イギリスの労働者たちは紅茶を飲み、現代の
労働者たちは仕事の合間にコーヒーを飲む。
そして覚醒された気分になって、よし頑張ろう、と
また仕事に戻る。それは自分の選択なんだと思っていた。
コーヒーを飲むのは自由な女の証、そんな風に
今でも雑誌のモデルはコーヒー片手にポーズをとっている。
でももしかしたら違うのかも、とカフェインから
離れた私は気が付いた。

カフェインには依存性がある。特に栄養がある
というわけではない。頭の働きをよくしてくれて、
自分はできる、という気持ちにさせてくれるのは
とてもいいことだ。でも一方で身体はどんどん
疲弊しており、頭と身体の乖離は進む。
そしてカフェイン中毒の私のように、日中は
エネルギーがフル回転で、気が付いたらバタンと倒れる、
そんな風になってしまう。
私はちょっと思ってしまう。「このハゲー!」
発言のあの女性議員も、実はカフェイン中毒だったのでは
ないだろうかと。カフェインは人を頑張らせ、
また頑張らせ、中毒だからまた摂取して、またまた頑張らせてしまう。
でも本当は身体はとても疲れている。栄養で
元気になったのではなく、その元気はちょっとした
まやかしなのだ。コーヒーにも紅茶にも
非常にポジティブなイメージがあるから、
それらを飲むことは自由な自分の選択なように
思ってしまう。

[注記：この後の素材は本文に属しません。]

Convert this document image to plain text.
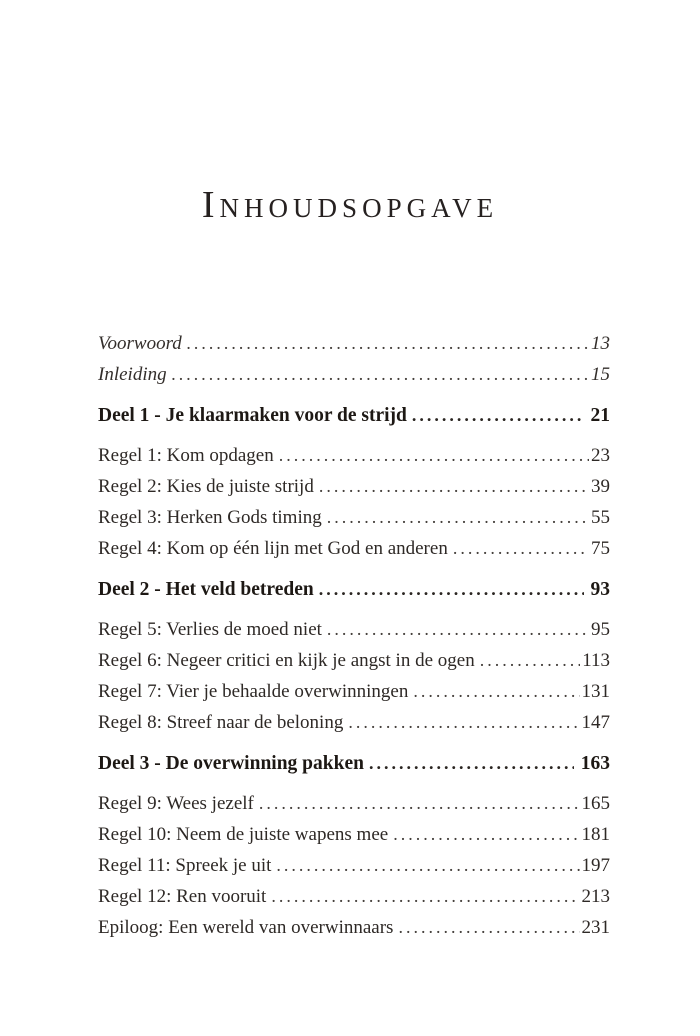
Inhoudsopgave
Voorwoord .....	13
Inleiding .....	15
Deel 1 - Je klaarmaken voor de strijd .....	21
Regel 1: Kom opdagen .....	23
Regel 2: Kies de juiste strijd .....	39
Regel 3: Herken Gods timing .....	55
Regel 4: Kom op één lijn met God en anderen .....	75
Deel 2 - Het veld betreden .....	93
Regel 5: Verlies de moed niet .....	95
Regel 6: Negeer critici en kijk je angst in de ogen .....	113
Regel 7: Vier je behaalde overwinningen .....	131
Regel 8: Streef naar de beloning .....	147
Deel 3 - De overwinning pakken .....	163
Regel 9: Wees jezelf .....	165
Regel 10: Neem de juiste wapens mee .....	181
Regel 11: Spreek je uit .....	197
Regel 12: Ren vooruit .....	213
Epiloog: Een wereld van overwinnaars .....	231
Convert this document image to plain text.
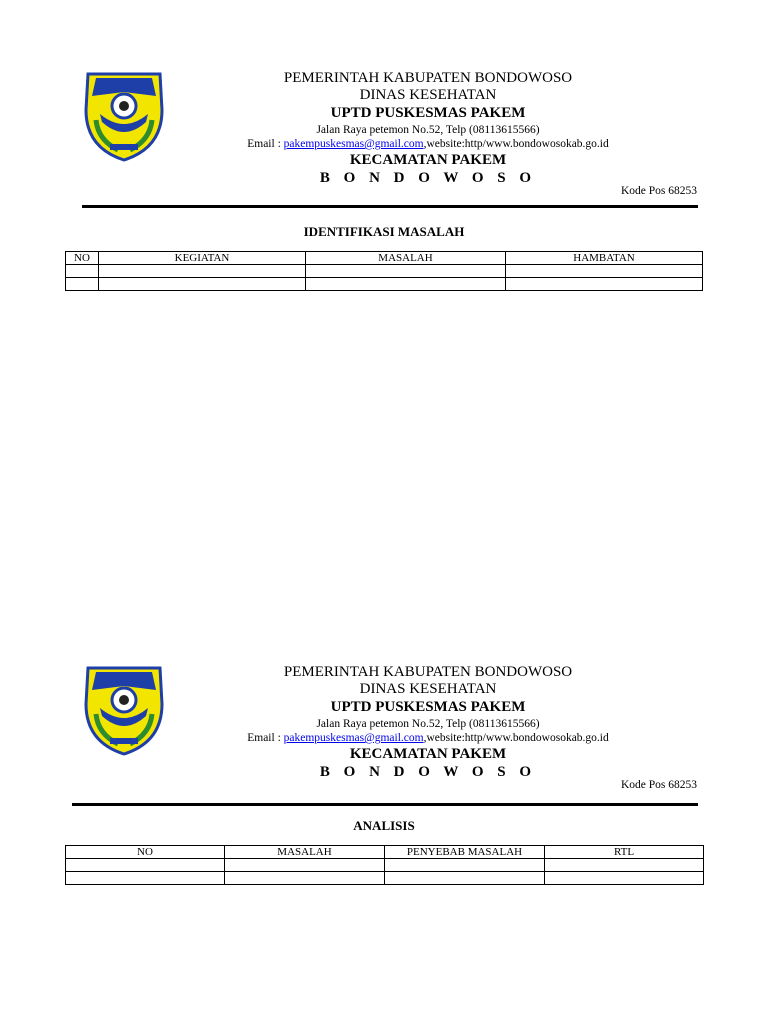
PEMERINTAH KABUPATEN BONDOWOSO
DINAS KESEHATAN
UPTD PUSKESMAS PAKEM
Jalan Raya petemon No.52, Telp (08113615566)
Email : pakempuskesmas@gmail.com,website:http/www.bondowosokab.go.id
KECAMATAN PAKEM
B O N D O W O S O
Kode Pos 68253
IDENTIFIKASI MASALAH
NO	KEGIATAN	MASALAH	HAMBATAN

PEMERINTAH KABUPATEN BONDOWOSO
DINAS KESEHATAN
UPTD PUSKESMAS PAKEM
Jalan Raya petemon No.52, Telp (08113615566)
Email : pakempuskesmas@gmail.com,website:http/www.bondowosokab.go.id
KECAMATAN PAKEM
B O N D O W O S O
Kode Pos 68253
ANALISIS
NO	MASALAH	PENYEBAB MASALAH	RTL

でも本当は禁断症状に
耐えられずにコーヒーを探しにいっているだけかもしれない。

自分の意思でコーヒーを飲む、
それはとてもいいことだ。私だって早くそうしたい。
ミルクティや中国茶だって楽しみたい。
せめて1日2杯くらいは。でも
依存症になると身体がおかしくなっていく。
私の身体は7日間で見違えるように変わっていった。
身体全体にハリがある。爪だって磨いていないのに
まるで磨いたかのようだ。とにかく今までと
肌の様子がまるで違って、日増しにピンと張っていく。
それは顔から爪、足の感触に至るまで、
すべてが本当に違うのだ。
お茶やコーヒーのない人生なんて本当に
つまらない、それは人一倍自覚しているけれど
カフェインはけっこう恐ろしい。
それをよく自覚した上で1日何杯くらいにとどめておくのか
そうしないと、どんな健康志向も高級化粧品も
水の泡になるかもしれない。
そんなことを、特に女性に伝えたい。